Kitchin, J. - Presenter, Carnegie Mellon University
Molecular simulations hold a unique property in research methodologies; in the vast majority of cases the results can be exactly reproduced if the input and codes are known. Despite this, it is rare to find fully reproducible reports of molecular simulations in the literature. Especially for new-comers to the field, this makes it difficult for researchers to learn from, reproduce and build on results from the literature. Data sharing and reproducibility of research are increasingly important issues. Funding agencies are mandating data sharing in calls for proposals, and journals are increasingly requiring data sharing as a condition of publication.
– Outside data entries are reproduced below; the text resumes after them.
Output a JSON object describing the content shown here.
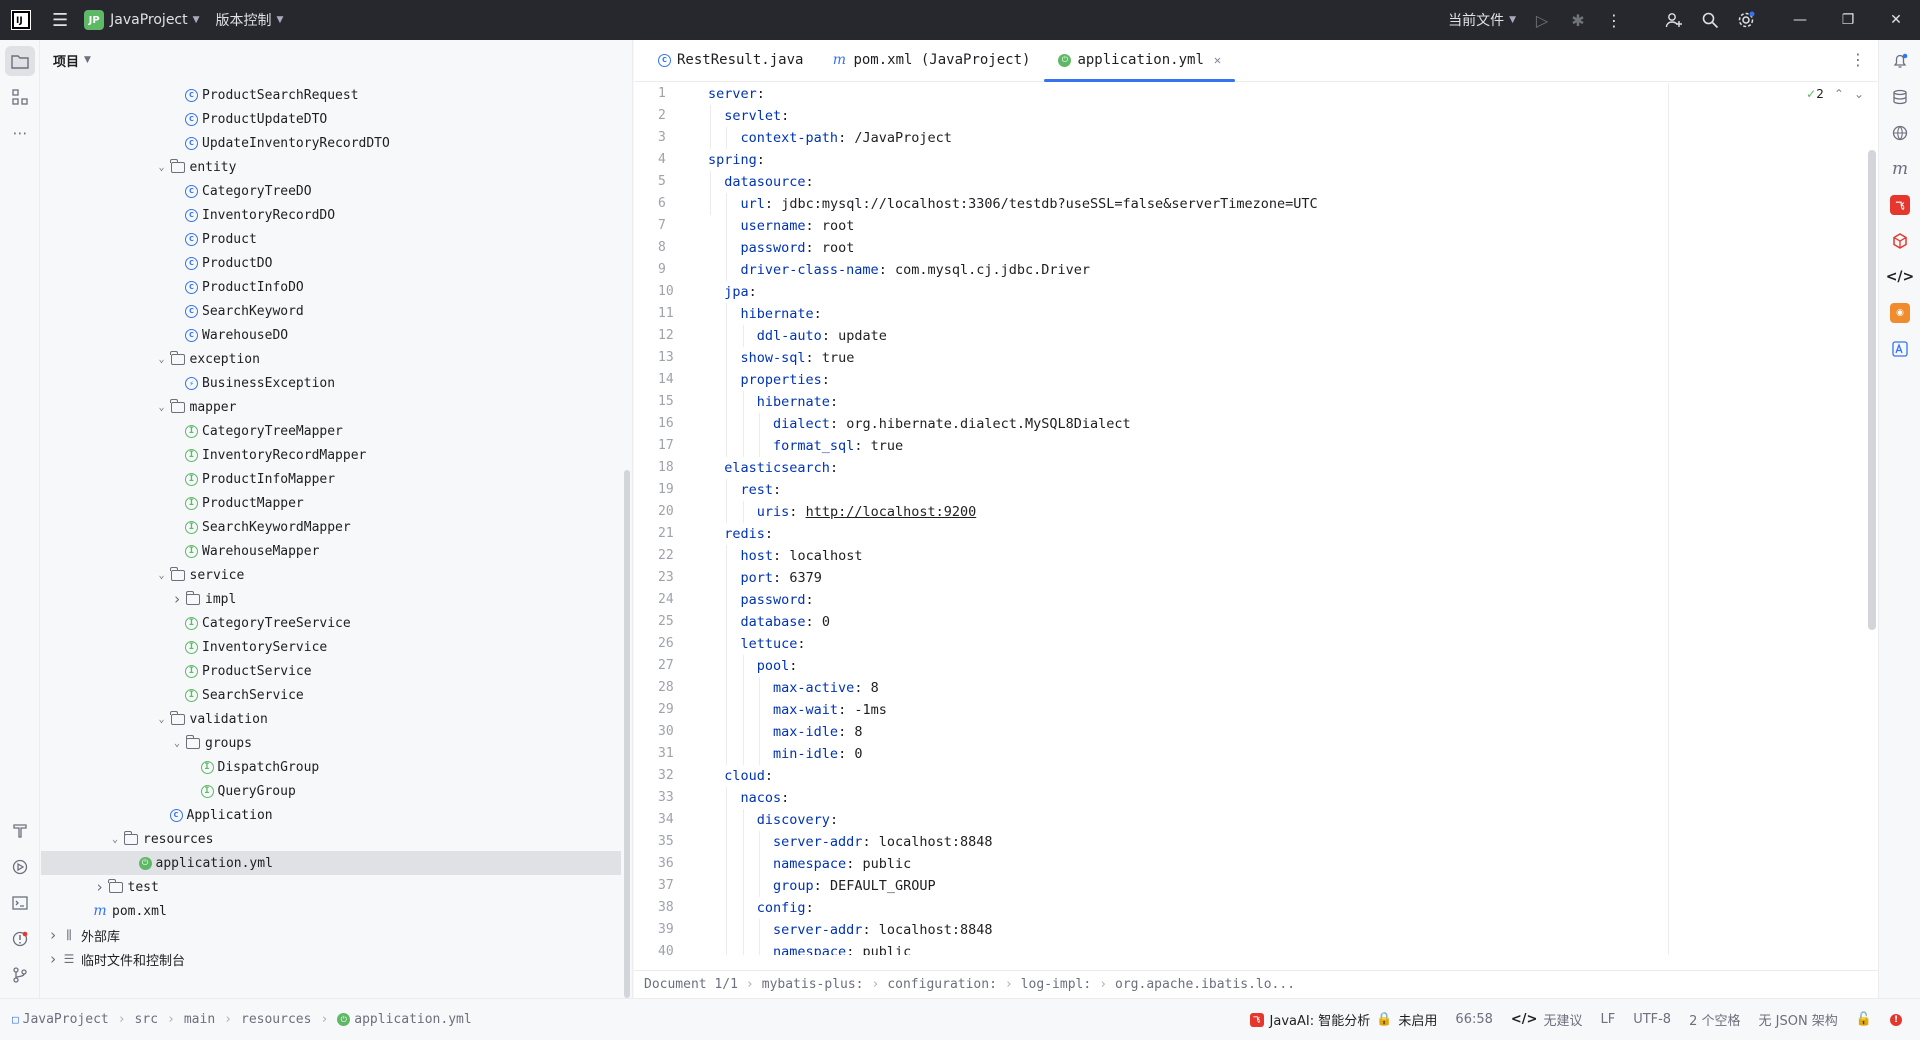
{
  "titlebar": {
    "project_badge": "JP",
    "project_name": "JavaProject",
    "vcs_label": "版本控制",
    "run_config": "当前文件"
  },
  "project_panel": {
    "title": "项目",
    "tree": [
      {
        "label": "ProductSearchRequest",
        "icon": "class-icon",
        "depth": 8,
        "chevron": ""
      },
      {
        "label": "ProductUpdateDTO",
        "icon": "class-icon",
        "depth": 8,
        "chevron": ""
      },
      {
        "label": "UpdateInventoryRecordDTO",
        "icon": "class-icon",
        "depth": 8,
        "chevron": ""
      },
      {
        "label": "entity",
        "icon": "folder-icon",
        "depth": 7,
        "chevron": "open"
      },
      {
        "label": "CategoryTreeDO",
        "icon": "class-icon",
        "depth": 8,
        "chevron": ""
      },
      {
        "label": "InventoryRecordDO",
        "icon": "class-icon",
        "depth": 8,
        "chevron": ""
      },
      {
        "label": "Product",
        "icon": "class-icon",
        "depth": 8,
        "chevron": ""
      },
      {
        "label": "ProductDO",
        "icon": "class-icon",
        "depth": 8,
        "chevron": ""
      },
      {
        "label": "ProductInfoDO",
        "icon": "class-icon",
        "depth": 8,
        "chevron": ""
      },
      {
        "label": "SearchKeyword",
        "icon": "class-icon",
        "depth": 8,
        "chevron": ""
      },
      {
        "label": "WarehouseDO",
        "icon": "class-icon",
        "depth": 8,
        "chevron": ""
      },
      {
        "label": "exception",
        "icon": "folder-icon",
        "depth": 7,
        "chevron": "open"
      },
      {
        "label": "BusinessException",
        "icon": "exception-class-icon",
        "depth": 8,
        "chevron": ""
      },
      {
        "label": "mapper",
        "icon": "folder-icon",
        "depth": 7,
        "chevron": "open"
      },
      {
        "label": "CategoryTreeMapper",
        "icon": "interface-icon",
        "depth": 8,
        "chevron": ""
      },
      {
        "label": "InventoryRecordMapper",
        "icon": "interface-icon",
        "depth": 8,
        "chevron": ""
      },
      {
        "label": "ProductInfoMapper",
        "icon": "interface-icon",
        "depth": 8,
        "chevron": ""
      },
      {
        "label": "ProductMapper",
        "icon": "interface-icon",
        "depth": 8,
        "chevron": ""
      },
      {
        "label": "SearchKeywordMapper",
        "icon": "interface-icon",
        "depth": 8,
        "chevron": ""
      },
      {
        "label": "WarehouseMapper",
        "icon": "interface-icon",
        "depth": 8,
        "chevron": ""
      },
      {
        "label": "service",
        "icon": "folder-icon",
        "depth": 7,
        "chevron": "open"
      },
      {
        "label": "impl",
        "icon": "folder-icon",
        "depth": 8,
        "chevron": "closed"
      },
      {
        "label": "CategoryTreeService",
        "icon": "interface-icon",
        "depth": 8,
        "chevron": ""
      },
      {
        "label": "InventoryService",
        "icon": "interface-icon",
        "depth": 8,
        "chevron": ""
      },
      {
        "label": "ProductService",
        "icon": "interface-icon",
        "depth": 8,
        "chevron": ""
      },
      {
        "label": "SearchService",
        "icon": "interface-icon",
        "depth": 8,
        "chevron": ""
      },
      {
        "label": "validation",
        "icon": "folder-icon",
        "depth": 7,
        "chevron": "open"
      },
      {
        "label": "groups",
        "icon": "folder-icon",
        "depth": 8,
        "chevron": "open"
      },
      {
        "label": "DispatchGroup",
        "icon": "interface-icon",
        "depth": 9,
        "chevron": ""
      },
      {
        "label": "QueryGroup",
        "icon": "interface-icon",
        "depth": 9,
        "chevron": ""
      },
      {
        "label": "Application",
        "icon": "spring-app-icon",
        "depth": 7,
        "chevron": ""
      },
      {
        "label": "resources",
        "icon": "folder-icon",
        "depth": 4,
        "chevron": "open"
      },
      {
        "label": "application.yml",
        "icon": "yaml-icon",
        "depth": 5,
        "chevron": "",
        "selected": true
      },
      {
        "label": "test",
        "icon": "folder-icon",
        "depth": 3,
        "chevron": "closed"
      },
      {
        "label": "pom.xml",
        "icon": "maven-icon",
        "depth": 2,
        "chevron": ""
      },
      {
        "label": "外部库",
        "icon": "library-icon",
        "depth": 0,
        "chevron": "closed"
      },
      {
        "label": "临时文件和控制台",
        "icon": "scratch-icon",
        "depth": 0,
        "chevron": "closed"
      }
    ]
  },
  "editor": {
    "tabs": [
      {
        "label": "RestResult.java",
        "icon": "class-icon",
        "closable": false
      },
      {
        "label": "pom.xml (JavaProject)",
        "icon": "maven-icon",
        "closable": false
      },
      {
        "label": "application.yml",
        "icon": "yaml-icon",
        "closable": true,
        "active": true
      }
    ],
    "inspection_count": "2",
    "lines": [
      {
        "n": "1",
        "indent": 0,
        "key": "server",
        "value": ""
      },
      {
        "n": "2",
        "indent": 1,
        "key": "servlet",
        "value": ""
      },
      {
        "n": "3",
        "indent": 2,
        "key": "context-path",
        "value": "/JavaProject"
      },
      {
        "n": "4",
        "indent": 0,
        "key": "spring",
        "value": ""
      },
      {
        "n": "5",
        "indent": 1,
        "key": "datasource",
        "value": ""
      },
      {
        "n": "6",
        "indent": 2,
        "key": "url",
        "value": "jdbc:mysql://localhost:3306/testdb?useSSL=false&serverTimezone=UTC"
      },
      {
        "n": "7",
        "indent": 2,
        "key": "username",
        "value": "root"
      },
      {
        "n": "8",
        "indent": 2,
        "key": "password",
        "value": "root"
      },
      {
        "n": "9",
        "indent": 2,
        "key": "driver-class-name",
        "value": "com.mysql.cj.jdbc.Driver"
      },
      {
        "n": "10",
        "indent": 1,
        "key": "jpa",
        "value": ""
      },
      {
        "n": "11",
        "indent": 2,
        "key": "hibernate",
        "value": ""
      },
      {
        "n": "12",
        "indent": 3,
        "key": "ddl-auto",
        "value": "update"
      },
      {
        "n": "13",
        "indent": 2,
        "key": "show-sql",
        "value": "true"
      },
      {
        "n": "14",
        "indent": 2,
        "key": "properties",
        "value": ""
      },
      {
        "n": "15",
        "indent": 3,
        "key": "hibernate",
        "value": ""
      },
      {
        "n": "16",
        "indent": 4,
        "key": "dialect",
        "value": "org.hibernate.dialect.MySQL8Dialect"
      },
      {
        "n": "17",
        "indent": 4,
        "key": "format_sql",
        "value": "true"
      },
      {
        "n": "18",
        "indent": 1,
        "key": "elasticsearch",
        "value": ""
      },
      {
        "n": "19",
        "indent": 2,
        "key": "rest",
        "value": ""
      },
      {
        "n": "20",
        "indent": 3,
        "key": "uris",
        "value": "http://localhost:9200",
        "url": true
      },
      {
        "n": "21",
        "indent": 1,
        "key": "redis",
        "value": ""
      },
      {
        "n": "22",
        "indent": 2,
        "key": "host",
        "value": "localhost"
      },
      {
        "n": "23",
        "indent": 2,
        "key": "port",
        "value": "6379"
      },
      {
        "n": "24",
        "indent": 2,
        "key": "password",
        "value": ""
      },
      {
        "n": "25",
        "indent": 2,
        "key": "database",
        "value": "0"
      },
      {
        "n": "26",
        "indent": 2,
        "key": "lettuce",
        "value": ""
      },
      {
        "n": "27",
        "indent": 3,
        "key": "pool",
        "value": ""
      },
      {
        "n": "28",
        "indent": 4,
        "key": "max-active",
        "value": "8"
      },
      {
        "n": "29",
        "indent": 4,
        "key": "max-wait",
        "value": "-1ms"
      },
      {
        "n": "30",
        "indent": 4,
        "key": "max-idle",
        "value": "8"
      },
      {
        "n": "31",
        "indent": 4,
        "key": "min-idle",
        "value": "0"
      },
      {
        "n": "32",
        "indent": 1,
        "key": "cloud",
        "value": ""
      },
      {
        "n": "33",
        "indent": 2,
        "key": "nacos",
        "value": ""
      },
      {
        "n": "34",
        "indent": 3,
        "key": "discovery",
        "value": ""
      },
      {
        "n": "35",
        "indent": 4,
        "key": "server-addr",
        "value": "localhost:8848"
      },
      {
        "n": "36",
        "indent": 4,
        "key": "namespace",
        "value": "public"
      },
      {
        "n": "37",
        "indent": 4,
        "key": "group",
        "value": "DEFAULT_GROUP"
      },
      {
        "n": "38",
        "indent": 3,
        "key": "config",
        "value": ""
      },
      {
        "n": "39",
        "indent": 4,
        "key": "server-addr",
        "value": "localhost:8848"
      },
      {
        "n": "40",
        "indent": 4,
        "key": "namespace",
        "value": "public"
      }
    ],
    "breadcrumb": [
      "Document 1/1",
      "mybatis-plus:",
      "configuration:",
      "log-impl:",
      "org.apache.ibatis.lo..."
    ]
  },
  "statusbar": {
    "path": [
      "JavaProject",
      "src",
      "main",
      "resources",
      "application.yml"
    ],
    "ai_label": "JavaAI: 智能分析",
    "ai_status": "未启用",
    "position": "66:58",
    "suggestion": "无建议",
    "line_sep": "LF",
    "encoding": "UTF-8",
    "indent": "2 个空格",
    "schema": "无 JSON 架构"
  },
  "colors": {
    "accent": "#3574f0",
    "yaml_key": "#0033b3",
    "green": "#5fb865",
    "error": "#e5372d"
  }
}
Scientists are increasingly interested in open access to data. A requirement, or even desire to share is not sufficient, however, if sharing is difficult or tedious. We believe that new authoring tools are needed that will integrate data and analysis into the research and publishing processes. These tools will reduce the difficulty of sharing and reusing data.

We have developed a new approach to writing scientific documents that enables the direct inclusion of human-readable, and machine-addressable data and code in the narrative text. In this talk we will illustrate the approach by example from papers [1,2] we have recently published using the approach. We will show examples of how we use this approach to document molecular simulation results, and how other researchers can see what we have done, and reuse the code/data from the published manuscripts for new purposes. We show that the combination of an extensible editor (Emacs) with a lightweight markup language (org-mode) provides a remarkable solution to data sharing and research reproducibility issues. This combination enables the documentation of experimental setup, data generation, and analysis in a single document, and subsequent export of a scientific manuscript that is suitable for submission to most journals. When coupled with external data repositories, the approach enables sharing of large or complex data sets that cannot easily be captured in a manuscript.

1. Kitchin, John R., Data Sharing in Surface Science, Surface Science, in press (2015). doi:10.1016/j.susc.2015.05.007.
2. Kitchin, John R., Examples of Effective Data Sharing in Scientific Publishing, ACS Catalysis, 5(6), pp. 3894-3899 (2015). doi:10.1021/acscatal.5b00538.